Mechanical and Power Steering
Turning Circle
When the front wheels turn they are not following the same path. Each wheel must follow a different circle with the inside wheel following a smaller turning radius. The steering link mechanism turns the inner wheel more than the outer wheel. There are 2 main Steering gear types: rack-and-pinion and re-circulating ball.
Manual Rack-and-pinion Steering
Rack-and-pinion gearing converts the circular motion of the Steering wheel into linear motion. Either end of the rack is connected to a front wheel by a steering arm and tie-rod linkage. As the rack moves side to side, the front wheels turn left and right via the steering arms connected to the wheel spindles. The Rack and Pinion also provides a gear reduction to make turning easier. Most cars take three or four complete turns of the steering wheel to make the wheels move from full left to full right lock.
Power Rack-and-pinion Steering
a power-steering rack system has an hydraulic cylinder attached to the rack. Hydraulic steering fluid can be pumped in or out of two fluid ports on either side of the piston. Supplying hydraulic fluid to one side under pressure forces the piston to move in the opposite direction, which in turn moves the rack thus providing power assisted steering.
Hydraulic Steering Pump
A rotary-vane pump contains a set of retractable vanes that spin inside an oval chamber. The pump receives its power from the engine using a belt and pulley system.

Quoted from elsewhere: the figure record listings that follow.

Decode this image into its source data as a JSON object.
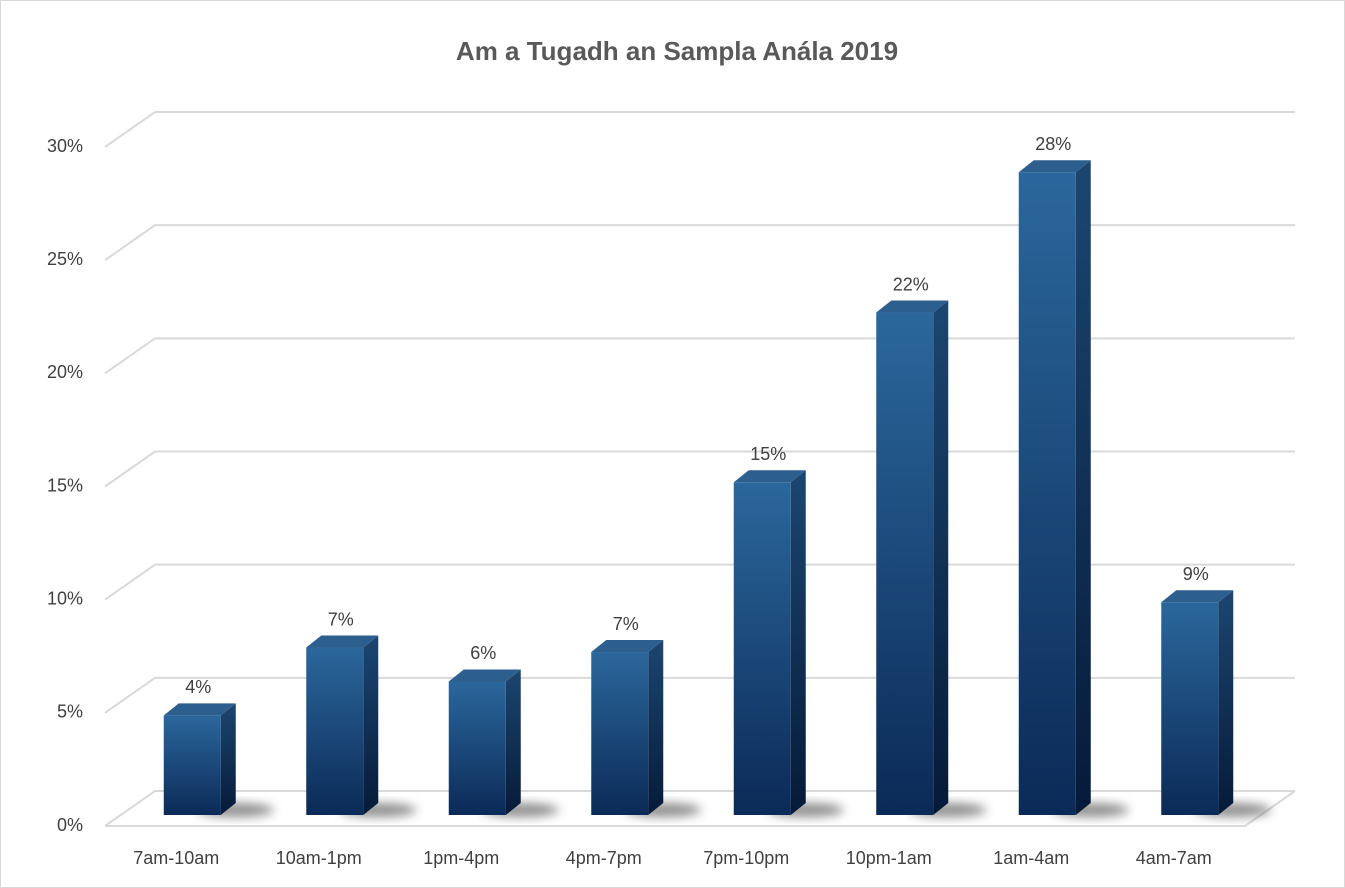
{
  "chart_data": {
    "type": "bar",
    "title": "Am a Tugadh an Sampla Anála 2019",
    "categories": [
      "7am-10am",
      "10am-1pm",
      "1pm-4pm",
      "4pm-7pm",
      "7pm-10pm",
      "10pm-1am",
      "1am-4am",
      "4am-7am"
    ],
    "values": [
      4.4,
      7.4,
      5.9,
      7.2,
      14.7,
      22.2,
      28.4,
      9.4
    ],
    "value_labels": [
      "4%",
      "7%",
      "6%",
      "7%",
      "15%",
      "22%",
      "28%",
      "9%"
    ],
    "color": "#1f4e86",
    "ylim": [
      0,
      30
    ],
    "yticks": [
      {
        "value": 0,
        "label": "0%"
      },
      {
        "value": 5,
        "label": "5%"
      },
      {
        "value": 10,
        "label": "10%"
      },
      {
        "value": 15,
        "label": "15%"
      },
      {
        "value": 20,
        "label": "20%"
      },
      {
        "value": 25,
        "label": "25%"
      },
      {
        "value": 30,
        "label": "30%"
      }
    ],
    "grid": true
  }
}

The vanes spin, pulling or sucking hydraulic fluid from the return line under low pressure and pressurise it into the outlet providing the turning force.
As the pump is connected to the engine, its flow depends on the engine speed. Since it needs to have sufficient power or flow when the engine is idling it can move vastly more fluid than needed when the engine is revving at speed.
To compensate, the pump has a pressure-relief valve to limit the pressure at high engine speeds when excessive fluid is being pumped.
Rotary Steering Valve
A torsion bar in a rotary valve senses when torque is applied and interprets the driver's steering movements of the steering wheel to control the hydraulic power needed to assist in turning the vehicle. When driving in a straight line or when no steering force is needed the system shouldn't provide any turning force
When the steering wheel is not being turned, both hydraulic lines are in equilibrium and provide the same amount of pressure to the steering gears. As the valve senses movement and direction; the appropriate ports open up to provide high-pressure hydraulic fluid to the correct side of the piston.
Drive-Wire or Drive-By-Wire Power Steering
Rather than have the power-steering pump run constantly and wasting fuel, it's possible to use an electronically interpreted system. Turning sensors on the steering column could operate small servo-motors and provide direct power turning thus removing the usual mechanical linkages.
Recirculating-ball Steering
The Re-circulating ball steering system is mostly used on larger vehicles and contains a worm gear filled with ball bearings that move or circulate through the gear as it turns.